Gentle and intimate but also unflinching when it stares cruelty and trauma in the face, writer and director Colm Bairéad’s An Cailín Ciúin/The Quiet Girl follows the journey of nine-year-old Cáit (Catherine Clinch in a performance as stellar as any I’ve seen among the contenders), an introspective and introverted child, one sibling among at least nine children in an economically struggling family in rural Ireland. Set in 1981 (Cáit and I would be about the same age now), when we first meet the young protagonist, she is hidden among the tall grass as her mother calls for her over and over again. As the camera pans back, she emerges from her bed in the dense uncut hayfield where she has been either dozing or daydreaming, but clearly trying to escape from the chaos (real and emotional) inside her family house in the distance.
I have a memory similar, if happier, to this from my childhood — lying in a large field of tall grass, staring at the clouds, lost in revery. There are other moments in the film that propelled me back in time: Cáit watching the play of light and shadow on the windows of the family car as she rides in the back seat, dust glittering in a beam of light through the curtains in her cousin’s house, the sound of car wheels on a gravel laneway, the smell of dew and earth on a cool summer morning.
I don’t want to say much more about the plot so as not to give any of its treasures away, but I will say that it revolves around seemingly small gestures of common kindness and cruelty that have the power to shape the consciousness, and, I would argue, the spirit, of a child. And of those of adults, as well.
Cáit is quiet. She says very little with words, but communicates oceans more without them. There is an exchange between the young girl and Sean, the middle-aged husband of her mother’s cousin, Eibhlin, that I wanted to share (and that was the catalyst for this short dispatch from my continuing convalescence).
It’s after nightfall, and they are sitting at the edge of a body of water (a sizeable loch, I would guess), after an evening where the petty callousness of another adult caused Cáit, Eibhlin, and Sean to revisit deep-seated trauma, pain, and fears.
As they sit quietly watching lights in the distance, Sean says:
Strange things happen sometimes, don't they?
Something strange happened to you tonight.

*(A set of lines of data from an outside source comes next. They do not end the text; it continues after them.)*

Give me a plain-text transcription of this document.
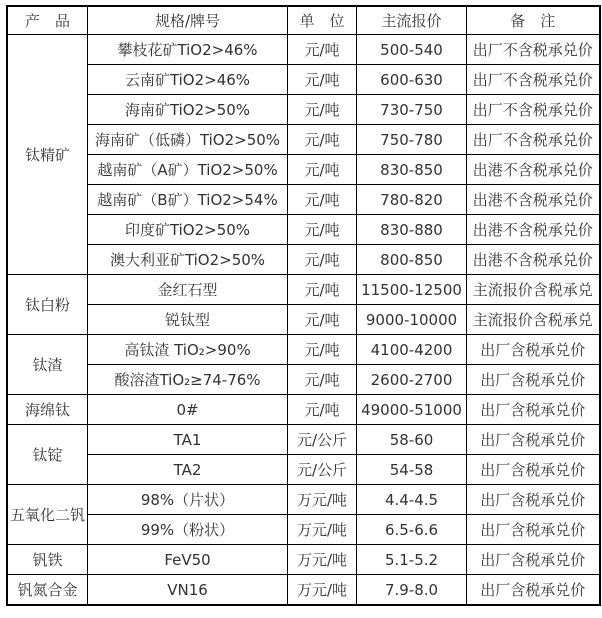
产　品	规格/牌号	单　位	主流报价	备　注
钛精矿	攀枝花矿TiO2>46%	元/吨	500-540	出厂不含税承兑价
	云南矿TiO2>46%	元/吨	600-630	出厂不含税承兑价
	海南矿TiO2>50%	元/吨	730-750	出厂不含税承兑价
	海南矿（低磷）TiO2>50%	元/吨	750-780	出厂不含税承兑价
	越南矿（A矿）TiO2>50%	元/吨	830-850	出港不含税承兑价
	越南矿（B矿）TiO2>54%	元/吨	780-820	出港不含税承兑价
	印度矿TiO2>50%	元/吨	830-880	出港不含税承兑价
	澳大利亚矿TiO2>50%	元/吨	800-850	出港不含税承兑价
钛白粉	金红石型	元/吨	11500-12500	主流报价含税承兑
	锐钛型	元/吨	9000-10000	主流报价含税承兑
钛渣	高钛渣 TiO₂>90%	元/吨	4100-4200	出厂含税承兑价
	酸溶渣TiO₂≥74-76%	元/吨	2600-2700	出厂含税承兑价
海绵钛	0#	元/吨	49000-51000	出厂含税承兑价
钛锭	TA1	元/公斤	58-60	出厂含税承兑价
	TA2	元/公斤	54-58	出厂含税承兑价
五氧化二钒	98%（片状）	万元/吨	4.4-4.5	出厂含税承兑价
	99%（粉状）	万元/吨	6.5-6.6	出厂含税承兑价
钒铁	FeV50	万元/吨	5.1-5.2	出厂含税承兑价
钒氮合金	VN16	万元/吨	7.9-8.0	出厂含税承兑价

But Eibhlin didn't mean any harm.
She wants to find the good in other people...hoping she won't be disappointed...
but sometimes she is.
You don't have to say anything.
Always remember that.
Many's the person missed the opportunity to say nothing, and lost much because of it.
“You don’t have to say anything. Always remember that.”

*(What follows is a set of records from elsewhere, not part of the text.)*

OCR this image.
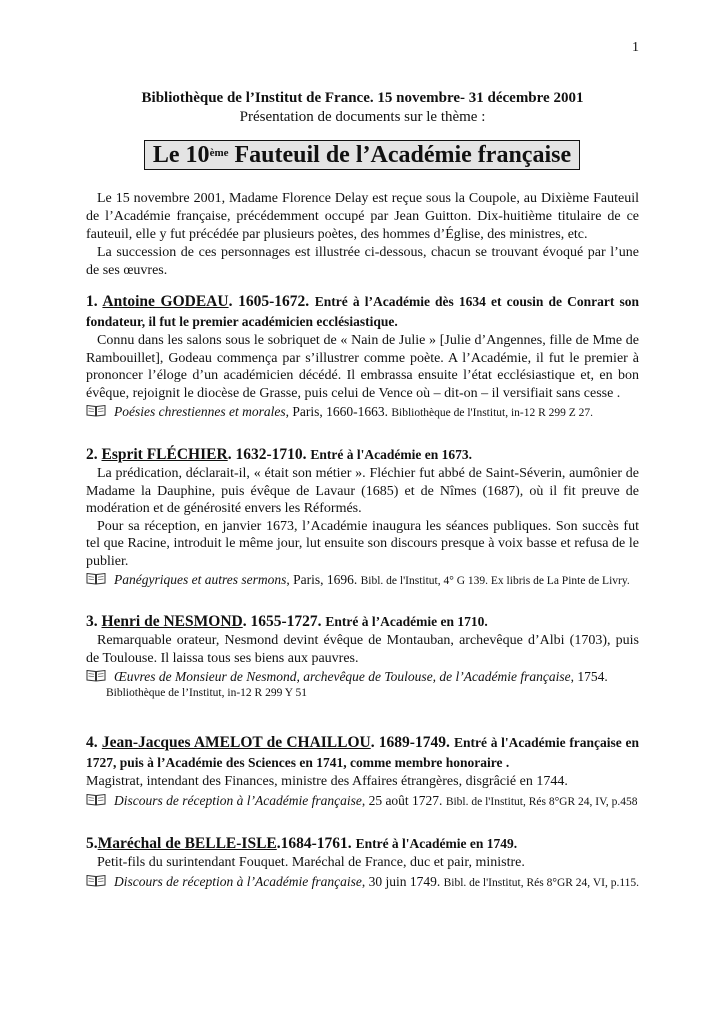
1
Bibliothèque de l’Institut de France. 15 novembre- 31 décembre 2001
Présentation de documents sur le thème :
Le 10ème Fauteuil de l’Académie française

Le 15 novembre 2001, Madame Florence Delay est reçue sous la Coupole, au Dixième Fauteuil de l’Académie française, précédemment occupé par Jean Guitton. Dix-huitième titulaire de ce fauteuil, elle y fut précédée par plusieurs poètes, des hommes d’Église, des ministres, etc.

La succession de ces personnages est illustrée ci-dessous, chacun se trouvant évoqué par l’une de ses œuvres.

1. Antoine GODEAU. 1605-1672. Entré à l’Académie dès 1634 et cousin de Conrart son fondateur, il fut le premier académicien ecclésiastique.

Connu dans les salons sous le sobriquet de « Nain de Julie » [Julie d’Angennes, fille de Mme de Rambouillet], Godeau commença par s’illustrer comme poète. A l’Académie, il fut le premier à prononcer l’éloge d’un académicien décédé. Il embrassa ensuite l’état ecclésiastique et, en bon évêque, rejoignit le diocèse de Grasse, puis celui de Vence où – dit-on – il versifiait sans cesse .

Poésies chrestiennes et morales, Paris, 1660-1663. Bibliothèque de l'Institut, in-12 R 299 Z 27.
2. Esprit FLÉCHIER. 1632-1710. Entré à l'Académie en 1673.

La prédication, déclarait-il, « était son métier ». Fléchier fut abbé de Saint-Séverin, aumônier de Madame la Dauphine, puis évêque de Lavaur (1685) et de Nîmes (1687), où il fit preuve de modération et de générosité envers les Réformés.

Pour sa réception, en janvier 1673, l’Académie inaugura les séances publiques. Son succès fut tel que Racine, introduit le même jour, lut ensuite son discours presque à voix basse et refusa de le publier.

Panégyriques et autres sermons, Paris, 1696. Bibl. de l'Institut, 4° G 139. Ex libris de La Pinte de Livry.
3. Henri de NESMOND. 1655-1727. Entré à l’Académie en 1710.

Remarquable orateur, Nesmond devint évêque de Montauban, archevêque d’Albi (1703), puis de Toulouse. Il laissa tous ses biens aux pauvres.

Œuvres de Monsieur de Nesmond, archevêque de Toulouse, de l’Académie française, 1754.
Bibliothèque de l’Institut, in-12 R 299 Y 51
4. Jean-Jacques AMELOT de CHAILLOU. 1689-1749. Entré à l'Académie française en 1727, puis à l’Académie des Sciences en 1741, comme membre honoraire .

Magistrat, intendant des Finances, ministre des Affaires étrangères, disgrâcié en 1744.

Discours de réception à l’Académie française, 25 août 1727. Bibl. de l'Institut, Rés 8°GR 24, IV, p.458
5.Maréchal de BELLE-ISLE.1684-1761. Entré à l'Académie en 1749.

Petit-fils du surintendant Fouquet. Maréchal de France, duc et pair, ministre.

Discours de réception à l’Académie française, 30 juin 1749. Bibl. de l'Institut, Rés 8°GR 24, VI, p.115.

In this strange season of my life, I’m trying to take that wisdom to heart. On Sunday, the day I watched An Cailín Ciúin/The Quiet Girl for the first time, I was in the midst of writing something for you, but I felt so sick and exhausted, sad and twitterpated, that I couldn’t quite get what I wanted to say out of my mind and onto the page. I began to castigate myself for not getting it done better or sooner and then I thought about Sean’s advice. And how kindness, even and perhaps especially to one’s self, can transform a moment, a life, the world.
Just so. I closed the document, saved a draft post, and went to rest some more. I’ve been mostly quiet these last several days, trying to let the stillness and self-compassion work their tender healing until I had something I felt I wanted to say.

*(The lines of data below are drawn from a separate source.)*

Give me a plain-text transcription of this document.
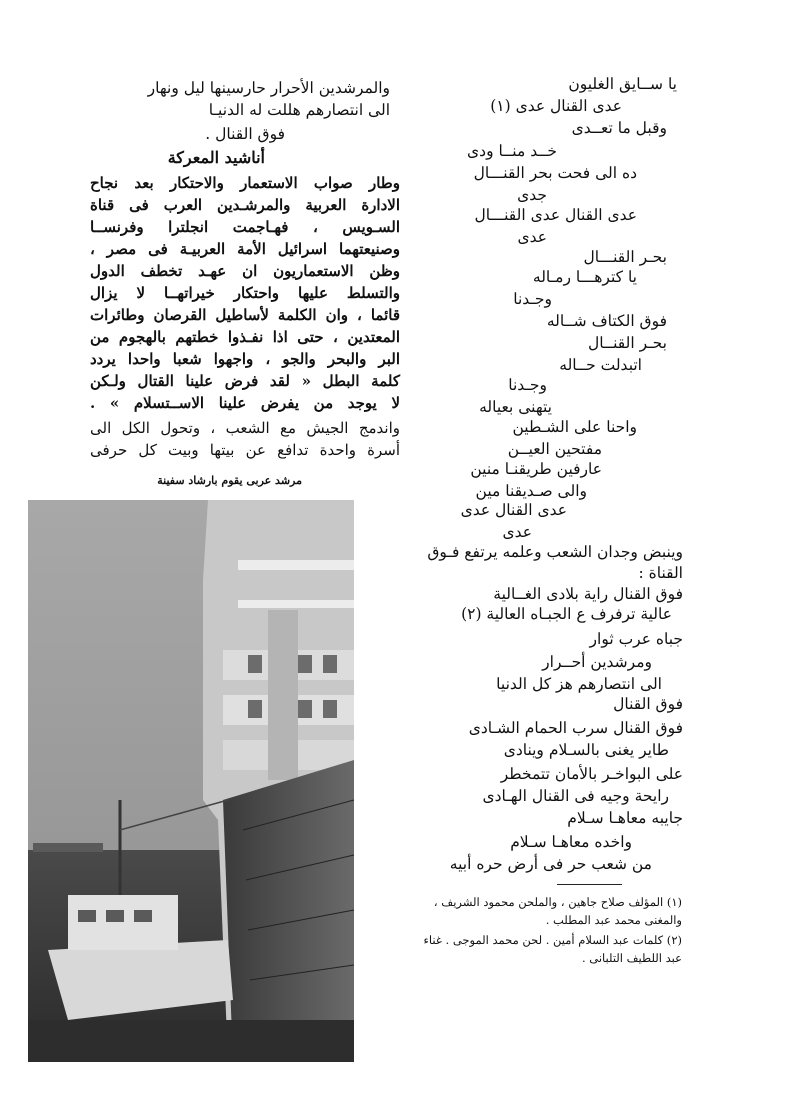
يا ســايق الغليون
عدى القنال عدى (١)
وقبل ما تعــدى
خــد منــا ودى
ده الى فحت بحر القنـــال
جدى
عدى القنال عدى القنـــال
عدى
بحـر القنـــال
يا كترهـــا رمـاله
وجـدنا
فوق الكتاف شــاله
بحـر القنــال
اتبدلت حــاله
وجـدنا
يتهنى بعياله
واحنا على الشـطين
مفتحين العيــن
عارفين طريقنـا منين
والى صـديقنا مين
عدى القنال عدى
عدى
وينبض وجدان الشعب وعلمه يرتفع فـوق
القناة :
فوق القنال راية بلادى الغــالية
عالية ترفرف ع الجبـاه العالية (٢)
جباه عرب ثوار
ومرشدين أحــرار
الى انتصارهم هز كل الدنيا
فوق القنال
فوق القنال سرب الحمام الشـادى
طاير يغنى بالسـلام وينادى
على البواخـر بالأمان تتمخطر
رايحة وجيه فى القنال الهـادى
جايبه معاهـا سـلام
واخده معاهـا سـلام
من شعب حر فى أرض حره أبيه
(١) المؤلف صلاح جاهين ، والملحن محمود الشريف ،
والمغنى محمد عبد المطلب .
(٢) كلمات عبد السلام أمين . لحن محمد الموجى . غناء
عبد اللطيف التلبانى .
والمرشدين الأحرار حارسينها ليل ونهار
الى انتصارهم هللت له الدنيـا
فوق القنال .
أناشيد المعركة
وطار صواب الاستعمار والاحتكار بعد نجاح
الادارة العربية والمرشـدين العرب فى قناة
السـويس ، فهـاجمت انجلترا وفرنســا
وصنيعتهما اسرائيل الأمة العربيـة فى مصر ،
وظن الاستعماريون ان عهـد تخطف الدول
والتسلط عليها واحتكار خيراتهــا لا يزال
قائما ، وان الكلمة لأساطيل القرصان وطائرات
المعتدين ، حتى اذا نفـذوا خطتهم بالهجوم من
البر والبحر والجو ، واجهوا شعبا واحدا يردد
كلمة البطل « لقد فرض علينا القتال ولـكن
لا يوجد من يفرض علينا الاســتسلام » .
واندمج الجيش مع الشعب ، وتحول الكل الى
أسرة واحدة تدافع عن بيتها وبيت كل حرفى
مرشد عربى يقوم بارشاد سفينة
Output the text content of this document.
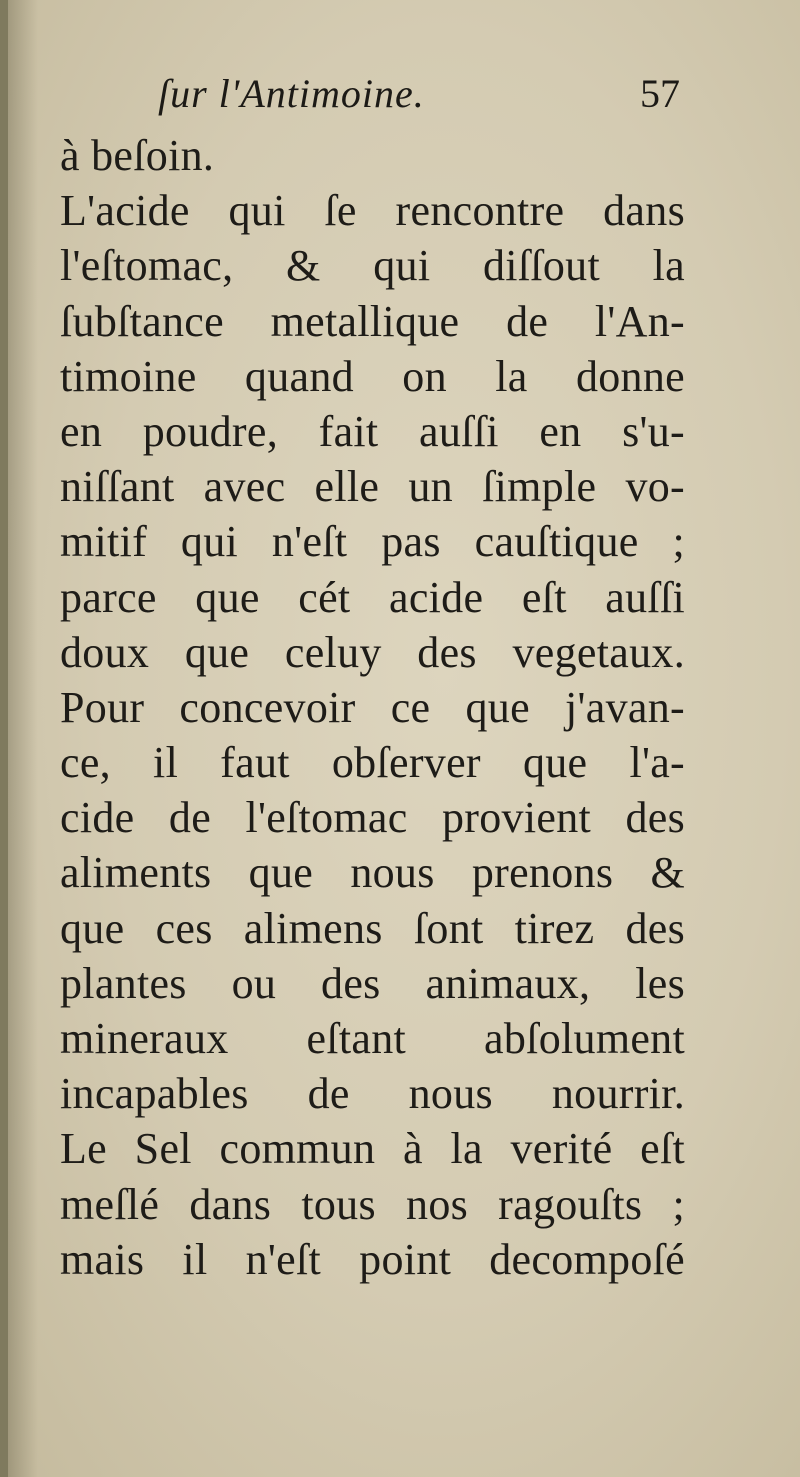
ſur l'Antimoine.	57
à beſoin.
L'acide qui ſe rencontre dans
l'eſtomac, & qui diſſout la
ſubſtance metallique de l'An-
timoine quand on la donne
en poudre, fait auſſi en s'u-
niſſant avec elle un ſimple vo-
mitif qui n'eſt pas cauſtique ;
parce que cét acide eſt auſſi
doux que celuy des vegetaux.
Pour concevoir ce que j'avan-
ce, il faut obſerver que l'a-
cide de l'eſtomac provient des
aliments que nous prenons &
que ces alimens ſont tirez des
plantes ou des animaux, les
mineraux eſtant abſolument
incapables de nous nourrir.
Le Sel commun à la verité eſt
meſlé dans tous nos ragouſts ;
mais il n'eſt point decompoſé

An Cailín Ciúin/The Quiet Girl will have a limited release in U.S. theaters next month. If you can find it there or online (fire up those VPNs), please watch it, and remember that sometimes the kindest thing to say is nothing at all.
My intention is to be back on Sunday with a longer reflection on cultivating kindness. Until then try to be as brave and as kind as you can be. Remember that you have not met yet everyone who will love you, and you have not met yet everyone you will love.